While the ruling against East Hampton’s three 2015 airport restriction laws — an overnight curfew on landings and takeoffs, an extended-hour curfew for noisy planes, and a once-a-week maximum on visits by noisy planes, all seasonal — was the result of one lawsuit by aviation interests, another lawsuit regarding the regulations, by the Friends of the East Hampton Airport, is pending but being held in abeyance pending the Supreme Court’s decision on hearing East Hampton’s case, Mr. Sendlenski said.
Initial court rulings let the two curfews stand. They remained in effect from the summer of 2015 until they were ruled out last fall. The one-time-per week trip limit was never allowed to be enacted.
East Hampton is represented in its Supreme Court case, filed at the start of this year, by Kathleen Sullivan and David Cooper of Quinn Emanuel Urquhart and Sullivan.
Earlier this month, the City of New York, the Town of Southold, and the International Municipal Lawyers Association, along with the local Committee to Stop Airport Expansion, filed “friend of the court” briefs in support of the town.
At a town board meeting on Tuesday, consultants from Harris, Miller, Miller, and Hansen, a firm hired by the town to collect and collate data on airport noise — which was used as the legal underpinning for the three adopted airport noise restrictions — presented a review of airport operations and complaints spanning the period of June 30 through Sept. 30, 2016.
While overall traffic at the airport remained essentially the same in 2016 as during the same period in 2015, the number of complaints about aircraft noise rose by 27 percent, with a total of 24,309 last year, up from 19,099 in 2015.
The use of a second complaint system in addition to Plane Noise, the system the town has had in place, largely accounts for the spike, the consultants said.

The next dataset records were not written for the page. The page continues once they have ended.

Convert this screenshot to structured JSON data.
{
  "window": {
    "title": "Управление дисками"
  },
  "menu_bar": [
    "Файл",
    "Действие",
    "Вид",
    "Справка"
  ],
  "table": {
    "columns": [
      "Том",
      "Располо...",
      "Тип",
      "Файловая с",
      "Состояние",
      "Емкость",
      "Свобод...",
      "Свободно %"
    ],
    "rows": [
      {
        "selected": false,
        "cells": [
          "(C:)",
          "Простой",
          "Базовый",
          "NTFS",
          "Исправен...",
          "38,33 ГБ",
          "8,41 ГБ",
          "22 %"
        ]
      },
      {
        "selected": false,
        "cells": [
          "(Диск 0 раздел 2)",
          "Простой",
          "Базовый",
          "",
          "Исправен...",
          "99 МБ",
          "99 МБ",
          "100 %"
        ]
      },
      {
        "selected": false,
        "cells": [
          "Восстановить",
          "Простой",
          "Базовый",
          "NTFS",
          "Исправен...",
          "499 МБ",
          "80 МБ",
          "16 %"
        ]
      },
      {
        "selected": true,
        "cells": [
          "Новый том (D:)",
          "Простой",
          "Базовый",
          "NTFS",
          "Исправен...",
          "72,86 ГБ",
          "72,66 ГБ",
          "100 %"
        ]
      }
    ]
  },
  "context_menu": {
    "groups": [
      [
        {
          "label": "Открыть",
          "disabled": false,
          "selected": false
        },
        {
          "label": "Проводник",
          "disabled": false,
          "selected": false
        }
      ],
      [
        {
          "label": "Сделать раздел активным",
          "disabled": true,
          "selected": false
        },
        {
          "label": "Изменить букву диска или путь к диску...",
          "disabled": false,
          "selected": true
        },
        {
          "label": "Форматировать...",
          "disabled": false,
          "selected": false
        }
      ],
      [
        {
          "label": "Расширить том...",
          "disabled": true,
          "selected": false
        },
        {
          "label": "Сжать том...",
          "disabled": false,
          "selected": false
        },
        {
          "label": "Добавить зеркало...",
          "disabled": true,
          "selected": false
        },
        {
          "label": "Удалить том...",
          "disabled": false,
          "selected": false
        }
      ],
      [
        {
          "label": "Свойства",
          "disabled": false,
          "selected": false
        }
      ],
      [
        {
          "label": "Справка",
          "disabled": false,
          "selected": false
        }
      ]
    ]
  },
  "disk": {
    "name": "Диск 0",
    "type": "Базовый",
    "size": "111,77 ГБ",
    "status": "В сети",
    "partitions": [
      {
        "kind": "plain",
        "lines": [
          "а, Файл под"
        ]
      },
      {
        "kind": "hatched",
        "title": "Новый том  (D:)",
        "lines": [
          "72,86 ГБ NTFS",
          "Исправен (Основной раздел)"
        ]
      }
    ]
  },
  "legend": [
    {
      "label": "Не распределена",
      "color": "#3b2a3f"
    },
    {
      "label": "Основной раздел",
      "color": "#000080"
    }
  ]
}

While Plane Noise logged in 9,754 complaints, through its phone hotline, online reporting system, and email tally, the addition of another system, called Air Noise Report, created a new way for people to lodge an objection to a noisy plane flying overhead.
The Air Noise Report system, created by a resident of western Long Island, provides access to a map that shows in real time aircraft flying overhead, and tracks information about them. Additional antennas for the system have been going up on the East End, although coverage is still incomplete. However, complaints lodged with Air Noise Report by East End residents about planes using East Hampton Airport accounted for 41 percent of the total noise complaints last year, or 9,877 individual complaints.
Both systems provide tools for the town to track the problem of aircraft noise, the consultants said, though each has its own shortfalls. Councilwoman Kathee Burke-Gonzalez, the airport liaison, said she hopes East Hampton officials can work with the proprietors of each system to address shortcomings and increase their effectiveness here.
Complaints about seaplanes increased last year by 71 percent, or 1,087 complaints. Seaplane operations, or takeoffs and landings, went up from a total of 1,882 in 2015 to 2,155 in 2016.
The airport overnight curfews did “exactly what we wanted them to do,” Mr. Baldwin said, with compliance by pilots, and the operation of aircraft that fall into a “noisy” category shifting out of the restricted nighttime hours into unrestricted daytime hours.
Flights in or out during the nighttime curfew hours “remained at essentially zero,” according to the consultants’ presentation. But, “at 5 o’clock in the morning, it only takes one,” commented Tom MacNiven, a Wainscott resident who has been active in airport matters, including serving on an airport advisory committee.
The consultants’ report, which will be posted on the town’s website, also provides an analysis of airport noise complaint data based on geographic location, aircraft type, and inbound and outbound flight routes used by members of the Eastern Region Helicopter Council on a voluntary basis to cooperate with the town on noise abatement.
Following the airport consultants’ report, Jeffery Smith, the head of that organization, provided an overview of that effort, which had been presented at a March “fly neighborly” meeting of the helicopter council.